Хотя и оборванные, голодные, измученные и уменьшенные до 1/3 части своей прежней численности, французские солдаты вступили в Москву еще в стройном порядке. Это было измученное, истощенное, но еще боевое и грозное войско. Но это было войско только до той минуты, пока солдаты этого войска не разошлись по квартирам. Как только люди полков стали расходиться по пустым и богатым домам, так навсегда уничтожалось войско и образовались не жители и не солдаты, а что то среднее, называемое мародерами. Когда, через пять недель, те же самые люди вышли из Москвы, они уже не составляли более войска. Это была толпа мародеров, из которых каждый вез или нес с собой кучу вещей, которые ему казались ценны и нужны. Цель каждого из этих людей при выходе из Москвы не состояла, как прежде, в том, чтобы завоевать, а только в том, чтобы удержать приобретенное. Подобно той обезьяне, которая, запустив руку в узкое горло кувшина и захватив горсть орехов, не разжимает кулака, чтобы не потерять схваченного, и этим губит себя, французы, при выходе из Москвы, очевидно, должны были погибнуть вследствие того, что они тащили с собой награбленное, но бросить это награбленное им было так же невозможно, как невозможно обезьяне разжать горсть с орехами. Через десять минут после вступления каждого французского полка в какой нибудь квартал Москвы, не оставалось ни одного солдата и офицера. В окнах домов видны были люди в шинелях и штиблетах, смеясь прохаживающиеся по комнатам; в погребах, в подвалах такие же люди хозяйничали с провизией; на дворах такие же люди отпирали или отбивали ворота сараев и конюшен; в кухнях раскладывали огни, с засученными руками пекли, месили и варили, пугали, смешили и ласкали женщин и детей.
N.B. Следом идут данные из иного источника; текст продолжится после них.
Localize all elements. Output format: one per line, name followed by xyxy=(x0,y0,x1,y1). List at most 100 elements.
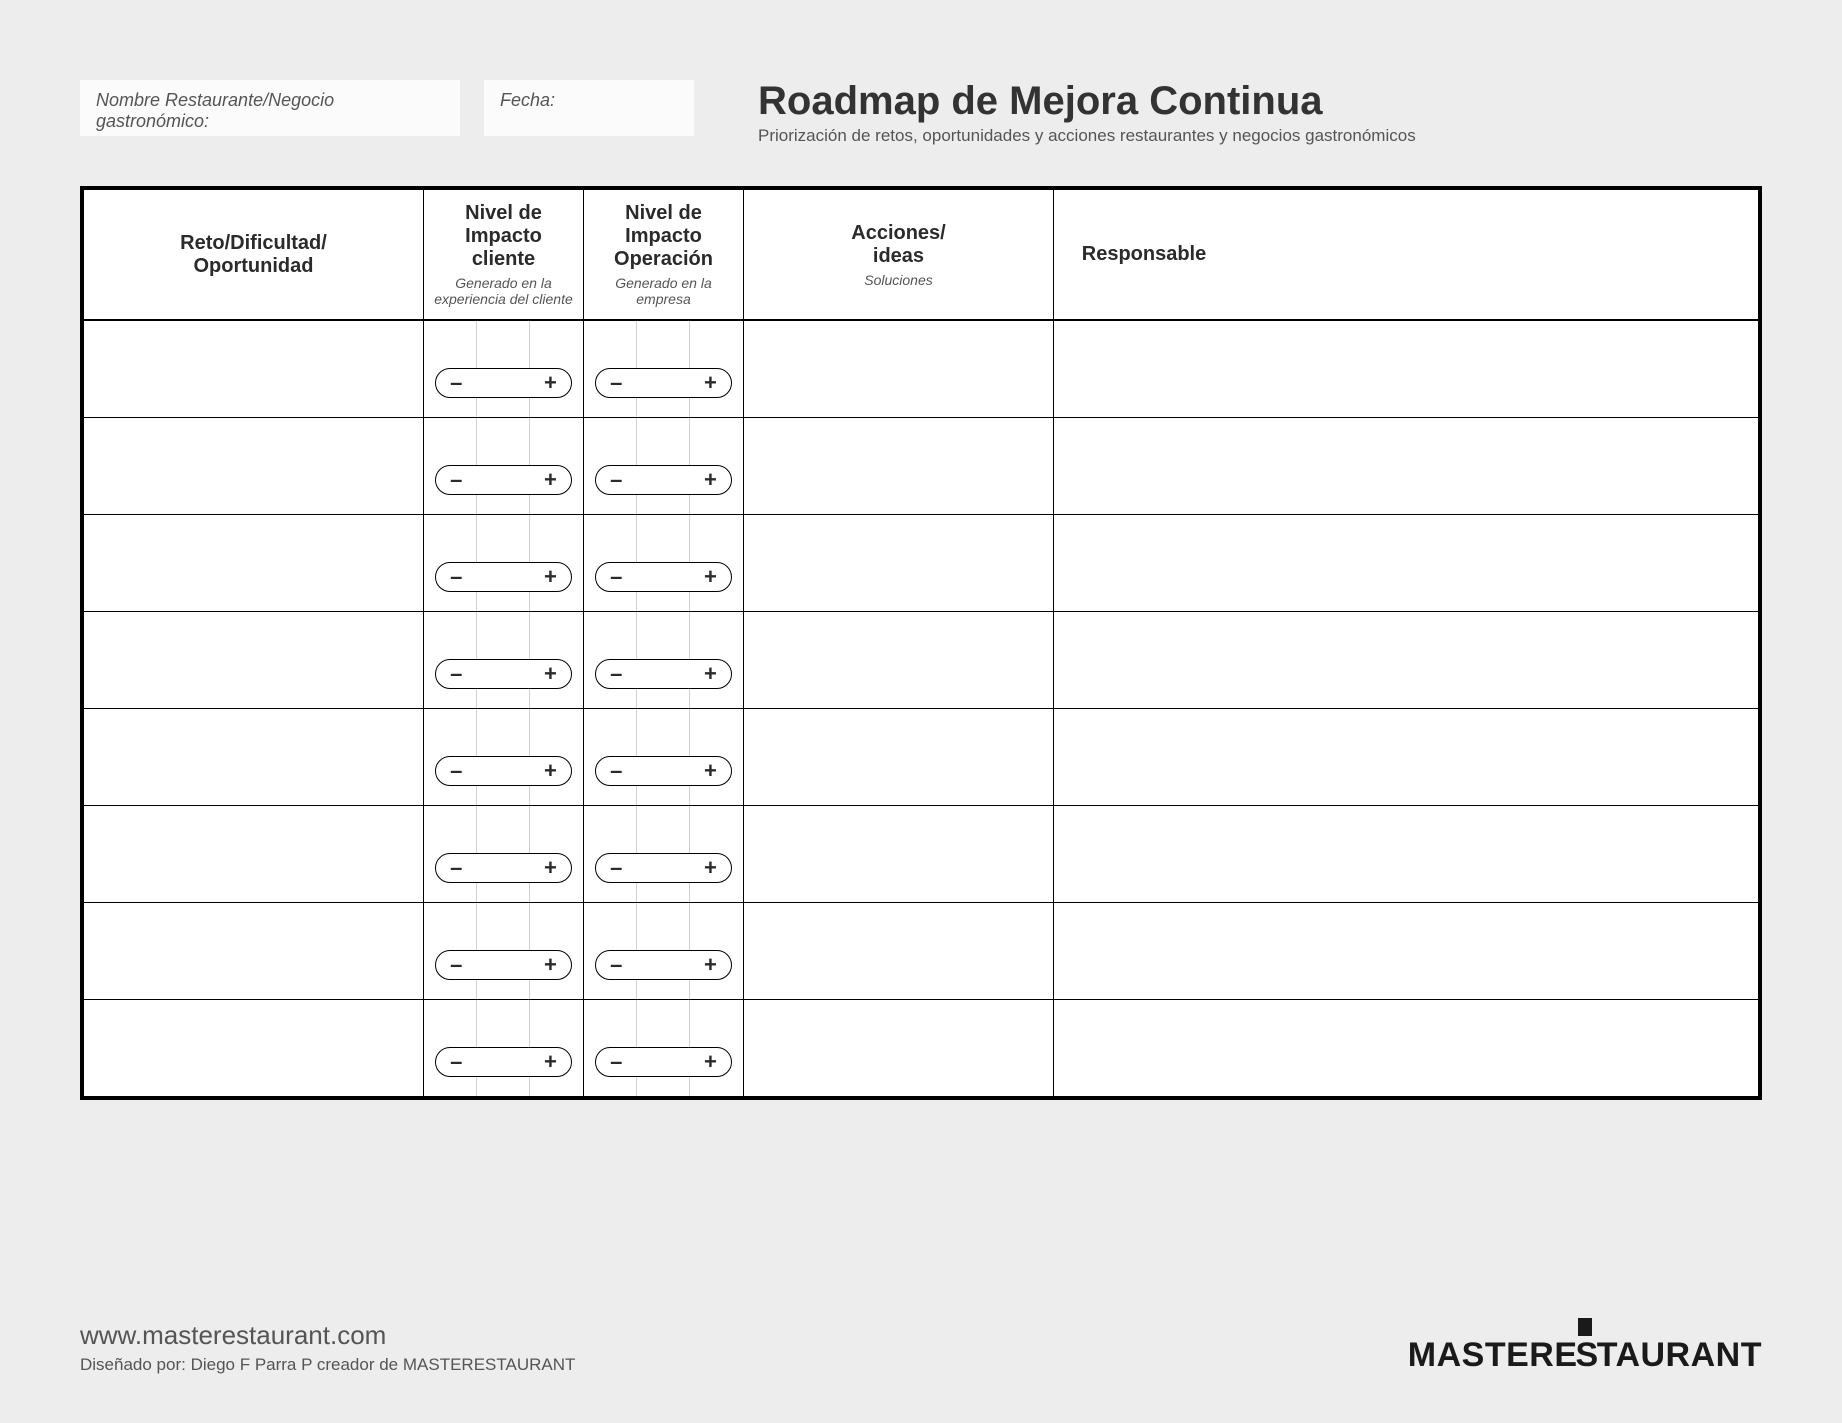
table-row: –+–+ xyxy=(84,709,1758,806)
minus-icon: – xyxy=(450,760,462,782)
restaurant-name-label: Nombre Restaurante/Negocio gastronómico: xyxy=(96,90,334,131)
table-header-row: Reto/Dificultad/ Oportunidad Nivel de Im… xyxy=(84,190,1758,321)
table-row: –+ –+ xyxy=(84,418,1758,515)
operation-impact-scale[interactable]: –+ xyxy=(595,1047,732,1077)
cell-operation-impact[interactable]: –+ xyxy=(584,1000,744,1096)
cell-actions[interactable] xyxy=(744,709,1054,805)
minus-icon: – xyxy=(450,954,462,976)
client-impact-scale[interactable]: –+ xyxy=(435,756,572,786)
minus-icon: – xyxy=(450,857,462,879)
plus-icon: + xyxy=(704,857,717,879)
minus-icon: – xyxy=(610,372,622,394)
operation-impact-scale[interactable]: –+ xyxy=(595,465,732,495)
col-header-client-impact: Nivel de Impacto cliente Generado en la … xyxy=(424,190,584,319)
cell-responsible[interactable] xyxy=(1054,515,1234,611)
col-header-responsible: Responsable xyxy=(1054,190,1234,319)
operation-impact-scale[interactable]: –+ xyxy=(595,562,732,592)
plus-icon: + xyxy=(704,372,717,394)
operation-impact-scale[interactable]: –+ xyxy=(595,756,732,786)
cell-client-impact[interactable]: –+ xyxy=(424,418,584,514)
plus-icon: + xyxy=(544,663,557,685)
page-title: Roadmap de Mejora Continua xyxy=(758,80,1762,122)
cell-client-impact[interactable]: –+ xyxy=(424,709,584,805)
cell-challenge[interactable] xyxy=(84,321,424,417)
cell-responsible[interactable] xyxy=(1054,321,1234,417)
cell-responsible[interactable] xyxy=(1054,612,1234,708)
operation-impact-scale[interactable]: –+ xyxy=(595,368,732,398)
cell-operation-impact[interactable]: –+ xyxy=(584,709,744,805)
operation-impact-scale[interactable]: –+ xyxy=(595,950,732,980)
plus-icon: + xyxy=(704,663,717,685)
operation-impact-scale[interactable]: –+ xyxy=(595,659,732,689)
table-row: –+–+ xyxy=(84,515,1758,612)
plus-icon: + xyxy=(544,760,557,782)
cell-challenge[interactable] xyxy=(84,515,424,611)
minus-icon: – xyxy=(610,566,622,588)
cell-actions[interactable] xyxy=(744,903,1054,999)
cell-actions[interactable] xyxy=(744,612,1054,708)
cell-challenge[interactable] xyxy=(84,418,424,514)
minus-icon: – xyxy=(610,760,622,782)
footer-credit: Diseñado por: Diego F Parra P creador de… xyxy=(80,1355,575,1375)
cell-client-impact[interactable]: –+ xyxy=(424,612,584,708)
cell-challenge[interactable] xyxy=(84,1000,424,1096)
cell-operation-impact[interactable]: –+ xyxy=(584,418,744,514)
plus-icon: + xyxy=(544,954,557,976)
table-row: –+–+ xyxy=(84,1000,1758,1096)
minus-icon: – xyxy=(610,857,622,879)
cell-actions[interactable] xyxy=(744,806,1054,902)
col-header-operation-impact: Nivel de Impacto Operación Generado en l… xyxy=(584,190,744,319)
cell-operation-impact[interactable]: –+ xyxy=(584,321,744,417)
cell-actions[interactable] xyxy=(744,515,1054,611)
minus-icon: – xyxy=(610,1051,622,1073)
cell-challenge[interactable] xyxy=(84,903,424,999)
cell-operation-impact[interactable]: –+ xyxy=(584,806,744,902)
client-impact-scale[interactable]: –+ xyxy=(435,368,572,398)
plus-icon: + xyxy=(704,566,717,588)
restaurant-name-field[interactable]: Nombre Restaurante/Negocio gastronómico: xyxy=(80,80,460,136)
cell-responsible[interactable] xyxy=(1054,709,1234,805)
cell-responsible[interactable] xyxy=(1054,806,1234,902)
operation-impact-scale[interactable]: –+ xyxy=(595,853,732,883)
date-field[interactable]: Fecha: xyxy=(484,80,694,136)
cell-challenge[interactable] xyxy=(84,612,424,708)
client-impact-scale[interactable]: –+ xyxy=(435,1047,572,1077)
cell-client-impact[interactable]: –+ xyxy=(424,321,584,417)
cell-client-impact[interactable]: –+ xyxy=(424,515,584,611)
cell-responsible[interactable] xyxy=(1054,1000,1234,1096)
cell-challenge[interactable] xyxy=(84,806,424,902)
col-header-challenge: Reto/Dificultad/ Oportunidad xyxy=(84,190,424,319)
minus-icon: – xyxy=(610,663,622,685)
cell-client-impact[interactable]: –+ xyxy=(424,1000,584,1096)
plus-icon: + xyxy=(704,954,717,976)
cell-actions[interactable] xyxy=(744,1000,1054,1096)
cell-challenge[interactable] xyxy=(84,709,424,805)
minus-icon: – xyxy=(450,372,462,394)
client-impact-scale[interactable]: –+ xyxy=(435,950,572,980)
table-row: –+–+ xyxy=(84,612,1758,709)
client-impact-scale[interactable]: –+ xyxy=(435,853,572,883)
cell-operation-impact[interactable]: –+ xyxy=(584,903,744,999)
cell-operation-impact[interactable]: –+ xyxy=(584,515,744,611)
plus-icon: + xyxy=(704,1051,717,1073)
client-impact-scale[interactable]: –+ xyxy=(435,659,572,689)
client-impact-scale[interactable]: –+ xyxy=(435,562,572,592)
plus-icon: + xyxy=(544,1051,557,1073)
table-row: –+–+ xyxy=(84,321,1758,418)
cell-client-impact[interactable]: –+ xyxy=(424,903,584,999)
minus-icon: – xyxy=(610,469,622,491)
date-label: Fecha: xyxy=(500,90,555,110)
cell-client-impact[interactable]: –+ xyxy=(424,806,584,902)
cell-actions[interactable] xyxy=(744,418,1054,514)
cell-operation-impact[interactable]: –+ xyxy=(584,612,744,708)
col-header-actions: Acciones/ ideas Soluciones xyxy=(744,190,1054,319)
brand-logo: MASTERESTAURANT xyxy=(1408,1336,1762,1375)
plus-icon: + xyxy=(544,566,557,588)
minus-icon: – xyxy=(610,954,622,976)
plus-icon: + xyxy=(704,760,717,782)
cell-responsible[interactable] xyxy=(1054,418,1234,514)
footer-url: www.masterestaurant.com xyxy=(80,1320,575,1351)
cell-responsible[interactable] xyxy=(1054,903,1234,999)
client-impact-scale[interactable]: –+ xyxy=(435,465,572,495)
cell-actions[interactable] xyxy=(744,321,1054,417)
И этих людей везде, и по лавкам и по домам, было много; но войска уже не было.
В тот же день приказ за приказом отдавались французскими начальниками о том, чтобы запретить войскам расходиться по городу, строго запретить насилия жителей и мародерство, о том, чтобы нынче же вечером сделать общую перекличку; но, несмотря ни на какие меры. люди, прежде составлявшие войско, расплывались по богатому, обильному удобствами и запасами, пустому городу. Как голодное стадо идет в куче по голому полю, но тотчас же неудержимо разбредается, как только нападает на богатые пастбища, так же неудержимо разбредалось и войско по богатому городу.